Mein Glück verließ mich nicht, und in weniger als einer Stunde hatten wir ihnen mehr als dreißig Schillinge abgewonnen, denn je mehr sie verloren, desto eifriger wurden sie und verdoppelten den Einsatz. Zuletzt begann die unbeständige Göttin uns ganz den Rücken zu drehen, und wir büßten nicht nur unsern Gewinst, sondern noch dazu vierzig Schillinge von unserem eignen Gelde ein. Dieser Verlust kränkte mich außerordentlich und machte auf Straps Gesicht gar merklichen Eindruck. Es ward immer länger und länger. Wie unsre Gegenspieler dies sahen, waren sie so gütig, uns unseren Verlust wiedergewinnen zu lassen, ja sogar, um uns zu trösten, eine kleine Summe darüber.

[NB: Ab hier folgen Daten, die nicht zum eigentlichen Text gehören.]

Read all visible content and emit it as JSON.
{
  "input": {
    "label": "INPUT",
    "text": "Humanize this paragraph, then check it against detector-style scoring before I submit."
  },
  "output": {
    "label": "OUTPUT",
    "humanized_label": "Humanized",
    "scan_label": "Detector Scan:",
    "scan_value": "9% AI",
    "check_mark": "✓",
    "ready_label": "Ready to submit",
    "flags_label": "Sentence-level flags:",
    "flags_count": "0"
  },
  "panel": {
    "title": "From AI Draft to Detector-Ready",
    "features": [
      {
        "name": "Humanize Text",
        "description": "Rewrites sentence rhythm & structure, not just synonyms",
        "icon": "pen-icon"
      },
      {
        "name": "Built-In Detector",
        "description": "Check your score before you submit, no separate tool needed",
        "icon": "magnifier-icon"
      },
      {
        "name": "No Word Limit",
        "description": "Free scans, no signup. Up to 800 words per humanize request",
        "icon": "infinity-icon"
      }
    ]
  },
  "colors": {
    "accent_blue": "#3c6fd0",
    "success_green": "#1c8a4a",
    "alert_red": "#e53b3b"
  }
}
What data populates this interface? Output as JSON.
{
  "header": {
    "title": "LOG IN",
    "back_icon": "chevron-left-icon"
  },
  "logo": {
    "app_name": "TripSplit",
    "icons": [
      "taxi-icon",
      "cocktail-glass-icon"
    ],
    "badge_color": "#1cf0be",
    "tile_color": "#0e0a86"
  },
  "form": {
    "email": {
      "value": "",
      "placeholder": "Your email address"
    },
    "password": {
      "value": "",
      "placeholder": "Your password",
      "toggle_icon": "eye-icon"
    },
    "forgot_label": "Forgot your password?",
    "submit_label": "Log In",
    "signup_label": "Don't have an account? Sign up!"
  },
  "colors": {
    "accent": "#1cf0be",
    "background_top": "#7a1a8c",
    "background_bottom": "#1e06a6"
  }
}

Nunmehr machte mein Reisegefährte gar weislich die Erinnerung, es wäre Zeit weiterzugehen. Allein der Mann, der sich im Wirtshaus zu uns gefunden hatte, fing an, die Karten zu verfluchen und murmelte vor sich hin, wir hätten unsern Gewinst nicht unserer Geschicklichkeit im Spiele, sondern einzig und allein dem blinden Glück zu danken. Diese Anmerkung wurmte mich so sehr, daß ich ihn auf eine Partie Pikett um eine Krone herausforderte. Mit Schwierigkeit ließ er sich überreden, diese Einladung anzunehmen.

In weniger als einer Stunde hatte unser Wettkampf ein Ende und ich, zu meiner unbeschreiblichen Betrübnis, all mein Geld bis auf den letzten Schilling verloren! Strap weigerte sich schlechterdings, mir nur mit einem Sixpence zu helfen. Der Herr, der uns in diese Schenke geführt hatte, entnahm aus meinen trostlosen Blicken, wie mir zumute war; mein Herz hätte vor Kummer und Ärger bersten mögen. Indes stand der andere Fremde auf und ging mit meinem Gelde weg. Nunmehr hob jener folgendergestalt an zu sprechen: »Mir tut es sehr leid, daß Sie so unglücklich gewesen sind, und wenn's in meiner Macht stünde, hülfe ich Ihnen recht gern. Aber sagen Sie mir doch um Himmels willen, was bewog Sie denn, so hineinzulaufen? Bei den Spielern ist das ein Grundsatz, ihr Glück so weit zu verfolgen, wie es gehen will, und, sobald es umschlägt, aufzuhören. Sie sind ein junger Mann und zu heftig in Ihren Leidenschaften; Sie müssen sie besser im Zaume halten lernen. Erfahrung ist übrigens der beste Lehrmeister. Die heutige wird Ihnen noch im späten Alter nützlich sein. Was den Mann anlangt, der Ihnen das Geld abgewann, so wollte er mir nicht recht gefallen. Merkten Sie nicht, daß ich Ihnen einen Wink gab, beizeiten aufzuhören?«

»Nein«, versetzte ich. »Nicht?« erwiderte er. »Jaja, Sie waren bloß auf Ihr Spiel erpicht. Aber hören Sie«, fuhr er mit leiserer Stimme fort, »wissen Sie gewiß, daß der junge Mensch da ehrlich ist? Seine Blicke sind ein wenig verdächtig. Doch ich kann mich auch irren. Wie er vorher hinter Ihnen stand, schnitt er Gesichter über Gesichter. Es ist recht schändliches Volk hier in der Stadt.«

Ich sagte ihm, von meines Kameraden Redlichkeit wäre ich fest überzeugt; und die Grimassen, die er ihn habe machen sehen, hätten bloß von seiner ängstlichen Teilnahme an meinem Verlust hergerührt. »Oh, wenn das ist«, rief er, »so bitt ich um Vergebung. Sehen Sie doch einmal nach, Herr Wirt, wieviel wir schuldig sind!«

Die Rechnung belief sich auf achtzehn Pence. Der Herr hatte die Güte, sie zu zahlen, schüttelte sodann uns beiden die Hand und sagte, es würde ihm recht lieb sein, uns einmal wiederzusehen.